Dev has to do something before the season actually is epically fucked. He waves his hands in front of the camera to get Skylar’s attention back at Command Central and requests a five-minute break. Then he darts across the courtyard toward the first limo, where the contestants wait for their carriage ride.

“Ladies!” he greets as he slides inside. “How’s it going in here?”

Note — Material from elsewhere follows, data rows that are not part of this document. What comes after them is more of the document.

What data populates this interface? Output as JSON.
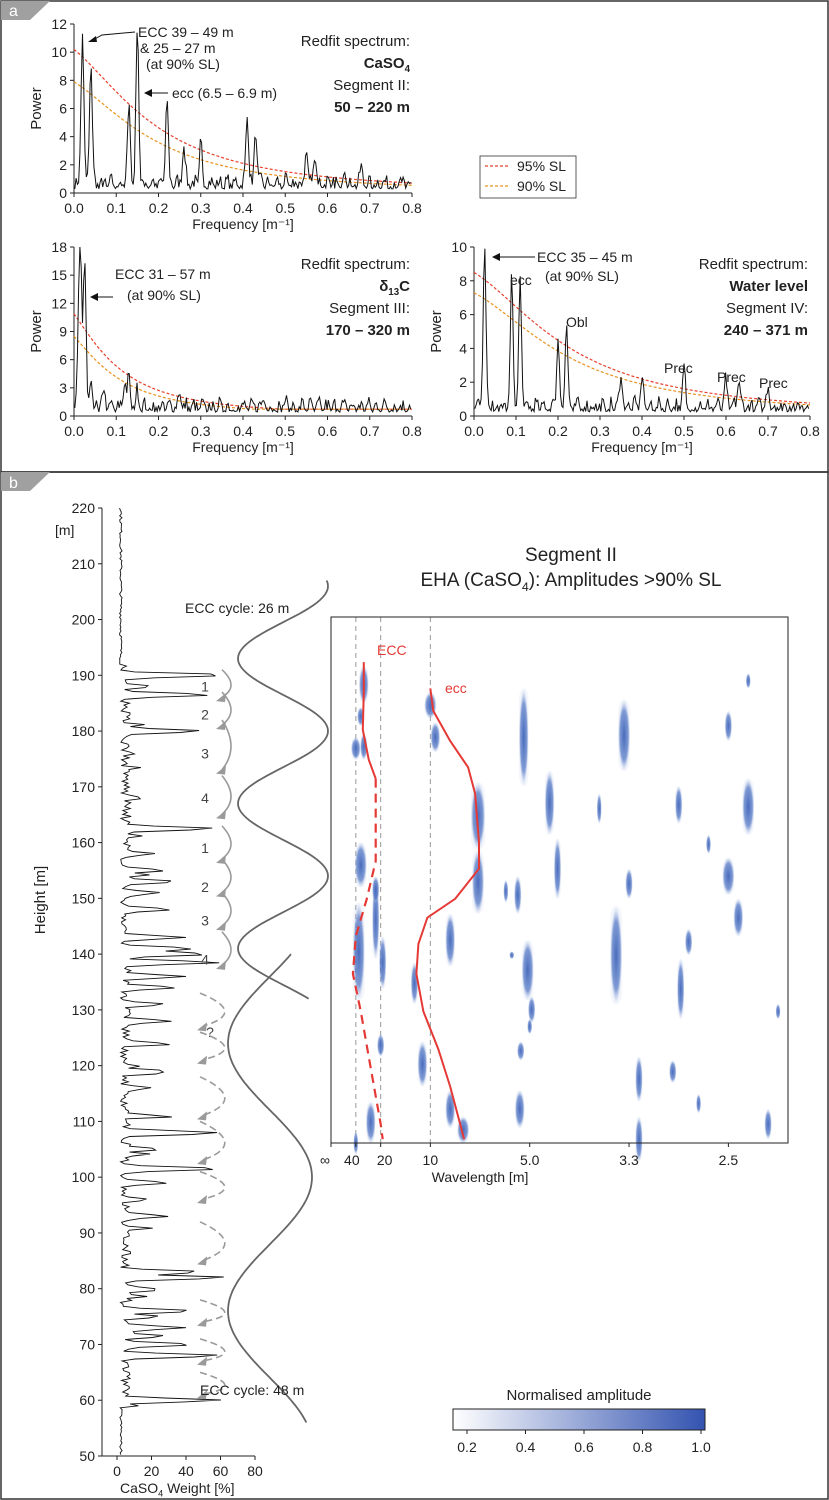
{
  "panels": {
    "a": "a",
    "b": "b"
  },
  "legend": {
    "sl95": "95% SL",
    "sl90": "90% SL"
  },
  "colors": {
    "sl95": "#e8402c",
    "sl90": "#e8921e",
    "ecc_line": "#e53935",
    "eha_blue": "#3f63b8",
    "curve": "#666666",
    "arrow": "#9a9a9a"
  },
  "chart_data": [
    {
      "type": "line",
      "title": "Redfit spectrum:",
      "subtitle_parts": [
        "CaSO",
        "4"
      ],
      "segment": "Segment II:",
      "range": "50 – 220 m",
      "xlabel": "Frequency [m⁻¹]",
      "ylabel": "Power",
      "xlim": [
        0,
        0.8
      ],
      "ylim": [
        0,
        12
      ],
      "xticks": [
        0,
        0.1,
        0.2,
        0.3,
        0.4,
        0.5,
        0.6,
        0.7,
        0.8
      ],
      "xtick_labels": [
        "0.0",
        "0.1",
        "0.2",
        "0.3",
        "0.4",
        "0.5",
        "0.6",
        "0.7",
        "0.8"
      ],
      "yticks": [
        0,
        2,
        4,
        6,
        8,
        10,
        12
      ],
      "sl95": {
        "y0": 10.2,
        "k": 4.0
      },
      "sl90": {
        "y0": 7.9,
        "k": 4.0
      },
      "spectrum_peaks": [
        [
          0.02,
          11.0
        ],
        [
          0.04,
          8.9
        ],
        [
          0.15,
          11.6
        ],
        [
          0.13,
          6.0
        ],
        [
          0.22,
          6.2
        ],
        [
          0.26,
          2.9
        ],
        [
          0.3,
          3.0
        ],
        [
          0.41,
          4.9
        ],
        [
          0.43,
          3.7
        ],
        [
          0.55,
          2.6
        ],
        [
          0.57,
          2.1
        ],
        [
          0.64,
          1.1
        ],
        [
          0.68,
          1.1
        ]
      ],
      "annotations": [
        {
          "text": "ECC 39 – 49 m",
          "x": 0.02,
          "y": 11.0
        },
        {
          "text": "& 25 – 27 m",
          "x": 0.02,
          "y": 11.0
        },
        {
          "text": "(at 90% SL)",
          "x": 0.02,
          "y": 11.0
        },
        {
          "text": "ecc (6.5 – 6.9 m)",
          "x": 0.15,
          "y": 7.0
        }
      ]
    },
    {
      "type": "line",
      "title": "Redfit spectrum:",
      "subtitle_parts": [
        "δ",
        "13",
        "C"
      ],
      "segment": "Segment III:",
      "range": "170 – 320 m",
      "xlabel": "Frequency [m⁻¹]",
      "ylabel": "Power",
      "xlim": [
        0,
        0.8
      ],
      "ylim": [
        0,
        18
      ],
      "xticks": [
        0,
        0.1,
        0.2,
        0.3,
        0.4,
        0.5,
        0.6,
        0.7,
        0.8
      ],
      "xtick_labels": [
        "0.0",
        "0.1",
        "0.2",
        "0.3",
        "0.4",
        "0.5",
        "0.6",
        "0.7",
        "0.8"
      ],
      "yticks": [
        0,
        3,
        6,
        9,
        12,
        15,
        18
      ],
      "sl95": {
        "y0": 10.9,
        "k": 10.0
      },
      "sl90": {
        "y0": 8.5,
        "k": 10.0
      },
      "spectrum_peaks": [
        [
          0.015,
          17.0
        ],
        [
          0.025,
          15.3
        ],
        [
          0.01,
          4.3
        ],
        [
          0.04,
          3.0
        ],
        [
          0.07,
          2.0
        ],
        [
          0.12,
          2.8
        ],
        [
          0.13,
          3.0
        ],
        [
          0.15,
          1.7
        ],
        [
          0.25,
          1.7
        ],
        [
          0.45,
          1.0
        ],
        [
          0.5,
          0.5
        ]
      ],
      "annotations": [
        {
          "text": "ECC 31 – 57 m",
          "x": 0.02,
          "y": 15.0
        },
        {
          "text": "(at 90% SL)",
          "x": 0.02,
          "y": 15.0
        }
      ]
    },
    {
      "type": "line",
      "title": "Redfit spectrum:",
      "subtitle_parts": [
        "Water level"
      ],
      "segment": "Segment IV:",
      "range": "240 – 371 m",
      "xlabel": "Frequency [m⁻¹]",
      "ylabel": "Power",
      "xlim": [
        0,
        0.8
      ],
      "ylim": [
        0,
        10
      ],
      "xticks": [
        0,
        0.1,
        0.2,
        0.3,
        0.4,
        0.5,
        0.6,
        0.7,
        0.8
      ],
      "xtick_labels": [
        "0.0",
        "0.1",
        "0.2",
        "0.3",
        "0.4",
        "0.5",
        "0.6",
        "0.7",
        "0.8"
      ],
      "yticks": [
        0,
        2,
        4,
        6,
        8,
        10
      ],
      "sl95": {
        "y0": 8.5,
        "k": 3.0
      },
      "sl90": {
        "y0": 7.3,
        "k": 3.0
      },
      "spectrum_peaks": [
        [
          0.025,
          9.6
        ],
        [
          0.09,
          7.6
        ],
        [
          0.11,
          7.4
        ],
        [
          0.2,
          4.0
        ],
        [
          0.22,
          4.9
        ],
        [
          0.35,
          2.0
        ],
        [
          0.4,
          1.8
        ],
        [
          0.5,
          2.2
        ],
        [
          0.6,
          1.5
        ],
        [
          0.63,
          1.6
        ],
        [
          0.7,
          1.2
        ]
      ],
      "annotations": [
        {
          "text": "ECC 35 – 45 m",
          "x": 0.025,
          "y": 9.6
        },
        {
          "text": "(at 90% SL)",
          "x": 0.025,
          "y": 9.6
        },
        {
          "text": "ecc",
          "x": 0.1,
          "y": 7.6
        },
        {
          "text": "Obl",
          "x": 0.22,
          "y": 4.9
        },
        {
          "text": "Prec",
          "x": 0.5,
          "y": 2.2
        },
        {
          "text": "Prec",
          "x": 0.62,
          "y": 1.6
        },
        {
          "text": "Prec",
          "x": 0.7,
          "y": 1.2
        }
      ]
    },
    {
      "type": "line",
      "xlabel_parts": [
        "CaSO",
        "4",
        " Weight [%]"
      ],
      "ylabel": "Height [m]",
      "unit_label": "[m]",
      "xlim": [
        0,
        80
      ],
      "ylim": [
        50,
        220
      ],
      "xticks": [
        0,
        20,
        40,
        60,
        80
      ],
      "yticks": [
        50,
        60,
        70,
        80,
        90,
        100,
        110,
        120,
        130,
        140,
        150,
        160,
        170,
        180,
        190,
        200,
        210,
        220
      ],
      "peaks": [
        [
          60,
          61
        ],
        [
          68,
          61
        ],
        [
          70,
          45
        ],
        [
          71.5,
          28
        ],
        [
          73,
          40
        ],
        [
          75,
          25
        ],
        [
          76,
          45
        ],
        [
          80,
          22
        ],
        [
          82,
          65
        ],
        [
          83,
          50
        ],
        [
          93,
          30
        ],
        [
          96,
          18
        ],
        [
          99,
          30
        ],
        [
          101.5,
          62
        ],
        [
          105,
          25
        ],
        [
          108,
          58
        ],
        [
          111,
          22
        ],
        [
          116,
          20
        ],
        [
          119,
          30
        ],
        [
          124,
          25
        ],
        [
          128,
          32
        ],
        [
          131,
          28
        ],
        [
          134,
          35
        ],
        [
          136,
          40
        ],
        [
          138.5,
          60
        ],
        [
          140,
          55
        ],
        [
          141,
          45
        ],
        [
          143,
          40
        ],
        [
          148,
          32
        ],
        [
          151,
          25
        ],
        [
          153,
          35
        ],
        [
          155,
          28
        ],
        [
          158,
          20
        ],
        [
          162.5,
          58
        ],
        [
          168,
          15
        ],
        [
          176,
          10
        ],
        [
          180,
          50
        ],
        [
          186.5,
          55
        ],
        [
          188,
          20
        ],
        [
          190,
          60
        ]
      ],
      "cycle_labels": [
        "ECC  cycle: 26 m",
        "ECC cycle: 48 m"
      ],
      "cycle_numbers": [
        {
          "text": "1",
          "h": 188
        },
        {
          "text": "2",
          "h": 183
        },
        {
          "text": "3",
          "h": 176
        },
        {
          "text": "4",
          "h": 168
        },
        {
          "text": "1",
          "h": 159
        },
        {
          "text": "2",
          "h": 152
        },
        {
          "text": "3",
          "h": 146
        },
        {
          "text": "4",
          "h": 139
        },
        {
          "text": "?",
          "h": 126
        }
      ]
    },
    {
      "type": "heatmap",
      "title": "Segment II",
      "title2_parts": [
        "EHA (CaSO",
        "4",
        "): Amplitudes >90% SL"
      ],
      "xlabel": "Wavelength [m]",
      "ylim": [
        65,
        205
      ],
      "xtick_labels": [
        "∞",
        "40",
        "20",
        "10",
        "5.0",
        "3.3",
        "2.5"
      ],
      "xtick_freq": [
        0,
        0.025,
        0.05,
        0.1,
        0.2,
        0.3,
        0.4
      ],
      "xlim_freq": [
        0,
        0.46
      ],
      "curve_labels": [
        "ECC",
        "ecc"
      ],
      "ECC_curve": [
        [
          193,
          0.033
        ],
        [
          185,
          0.033
        ],
        [
          175,
          0.032
        ],
        [
          167,
          0.038
        ],
        [
          162,
          0.045
        ]
      ],
      "ECC_dashed": [
        [
          162,
          0.045
        ],
        [
          140,
          0.045
        ],
        [
          130,
          0.036
        ],
        [
          120,
          0.025
        ],
        [
          110,
          0.022
        ],
        [
          100,
          0.03
        ],
        [
          85,
          0.04
        ],
        [
          70,
          0.05
        ],
        [
          66,
          0.052
        ]
      ],
      "ecc_curve": [
        [
          186,
          0.1
        ],
        [
          180,
          0.103
        ],
        [
          172,
          0.12
        ],
        [
          165,
          0.138
        ],
        [
          158,
          0.145
        ],
        [
          145,
          0.149
        ],
        [
          138,
          0.149
        ],
        [
          130,
          0.125
        ],
        [
          125,
          0.097
        ],
        [
          118,
          0.088
        ],
        [
          110,
          0.086
        ],
        [
          100,
          0.093
        ],
        [
          90,
          0.108
        ],
        [
          80,
          0.12
        ],
        [
          70,
          0.13
        ],
        [
          66,
          0.134
        ]
      ],
      "blobs": [
        [
          0.033,
          182,
          192,
          4
        ],
        [
          0.03,
          176,
          181,
          3
        ],
        [
          0.025,
          167,
          173,
          4
        ],
        [
          0.033,
          167,
          174,
          3
        ],
        [
          0.1,
          178,
          185,
          5
        ],
        [
          0.105,
          169,
          177,
          4
        ],
        [
          0.148,
          143,
          161,
          6
        ],
        [
          0.148,
          126,
          143,
          5
        ],
        [
          0.12,
          112,
          126,
          4
        ],
        [
          0.084,
          102,
          113,
          3
        ],
        [
          0.092,
          80,
          92,
          4
        ],
        [
          0.12,
          69,
          79,
          4
        ],
        [
          0.133,
          65,
          72,
          5
        ],
        [
          0.03,
          133,
          145,
          5
        ],
        [
          0.028,
          103,
          129,
          5
        ],
        [
          0.045,
          114,
          135,
          3
        ],
        [
          0.052,
          106,
          120,
          3
        ],
        [
          0.045,
          129,
          136,
          3
        ],
        [
          0.04,
          65,
          76,
          4
        ],
        [
          0.05,
          88,
          94,
          3
        ],
        [
          0.025,
          62,
          68,
          2
        ],
        [
          0.194,
          160,
          186,
          4
        ],
        [
          0.198,
          103,
          119,
          5
        ],
        [
          0.202,
          97,
          104,
          3
        ],
        [
          0.188,
          126,
          136,
          3
        ],
        [
          0.191,
          87,
          92,
          3
        ],
        [
          0.19,
          69,
          79,
          4
        ],
        [
          0.2,
          94,
          98,
          2
        ],
        [
          0.176,
          129,
          135,
          2
        ],
        [
          0.182,
          114,
          116,
          2
        ],
        [
          0.22,
          147,
          164,
          4
        ],
        [
          0.228,
          130,
          146,
          3
        ],
        [
          0.295,
          164,
          183,
          5
        ],
        [
          0.287,
          102,
          128,
          5
        ],
        [
          0.3,
          130,
          138,
          3
        ],
        [
          0.27,
          150,
          158,
          2
        ],
        [
          0.31,
          76,
          88,
          3
        ],
        [
          0.31,
          60,
          72,
          3
        ],
        [
          0.35,
          150,
          160,
          3
        ],
        [
          0.352,
          98,
          114,
          3
        ],
        [
          0.344,
          81,
          87,
          3
        ],
        [
          0.36,
          115,
          122,
          3
        ],
        [
          0.42,
          147,
          162,
          5
        ],
        [
          0.4,
          131,
          141,
          5
        ],
        [
          0.41,
          120,
          130,
          4
        ],
        [
          0.4,
          172,
          180,
          3
        ],
        [
          0.38,
          142,
          147,
          2
        ],
        [
          0.42,
          186,
          190,
          2
        ],
        [
          0.37,
          73,
          78,
          2
        ],
        [
          0.44,
          66,
          74,
          3
        ],
        [
          0.45,
          98,
          102,
          2
        ]
      ]
    }
  ],
  "colorbar": {
    "title": "Normalised amplitude",
    "ticks": [
      "0.2",
      "0.4",
      "0.6",
      "0.8",
      "1.0"
    ]
  }
}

They’ve all had another two hours’ worth of limo champagne fed to them by their new handler, Kennedy, who looks slightly shell-shocked by their sudden, unexpected promotion. The women hoot and holler in response. They seem to be in the middle of a dance party. Dev briefly mourns the fact that he’s not going to be spending the next nine weeks with these amazing women. “Sorry I abandoned y’all, but they’ve got me working with your Prince Charming. He’s a little bit nervous about meeting so many beautiful women.”

A collective aww ripples through the limo. Perfect. “I think he needs y’all to help him loosen up.”

Dev turns to Angie Griffin, the medical student, and the next woman out of the carriage. Angie has a beautiful, heart-shaped face framed by a pretty Afro and bearing a mischievous smile, which suggests she’s the perfect candidate for loosening up their tech nerd.

“Here’s what I’m thinking: Angie, what if you go out there and get him dancing a little bit?” Dev shimmies his shoulders demonstratively.

Angie appears to weigh the risk of potential humiliation on national television against the thrill of dancing with Charles Winshaw and slams back the rest of her limo champagne. “Let’s do it!” she says excitedly, and Dev knows it will be perfect. That part is done.

He climbs back out of the limo and jogs back to Charles for part two.

“I’m going to touch you again,” Dev warns, and good Lord—Charles blushes as Dev reaches up and adjusts his blond curls beneath the crown. Dev can’t imagine how he’s going to survive nine weeks of being groped by the women. “Okay. I need you to turn it on now.”

“Turn it on?” Charles repeats each word slowly, turning them over on his tongue. Dev watches his mouth puzzle it out, watches him press his tongue against the back of his very white, very straight teeth. Dev gently reminds himself to stop staring at this man’s mouth.

“Yes. Become the cologne ad guy. Whatever you used to do when you had to perform in front of crowds at WinHan. Turn it on.”

The expression on Charles’s face would be comical if it weren’t so thoroughly pathetic, and if this man weren’t at risk of ruining their entire show. “You can do this,” Dev says without evidence or proof that he can. But he’s good at putting faith in things other people are quick to dismiss. “I believe in you.”

Dev slides back out of the cameras’ view.

When Angie comes out of the carriage a few minutes later, she sambas over to him, and Charles doesn’t look repulsed when he sees her. He lets Angie put her hands on his hips and tango him around the courtyard, and he smiles genuinely for the cameras. It’s reality television gold. Skylar sounds pleased in Dev’s earpiece.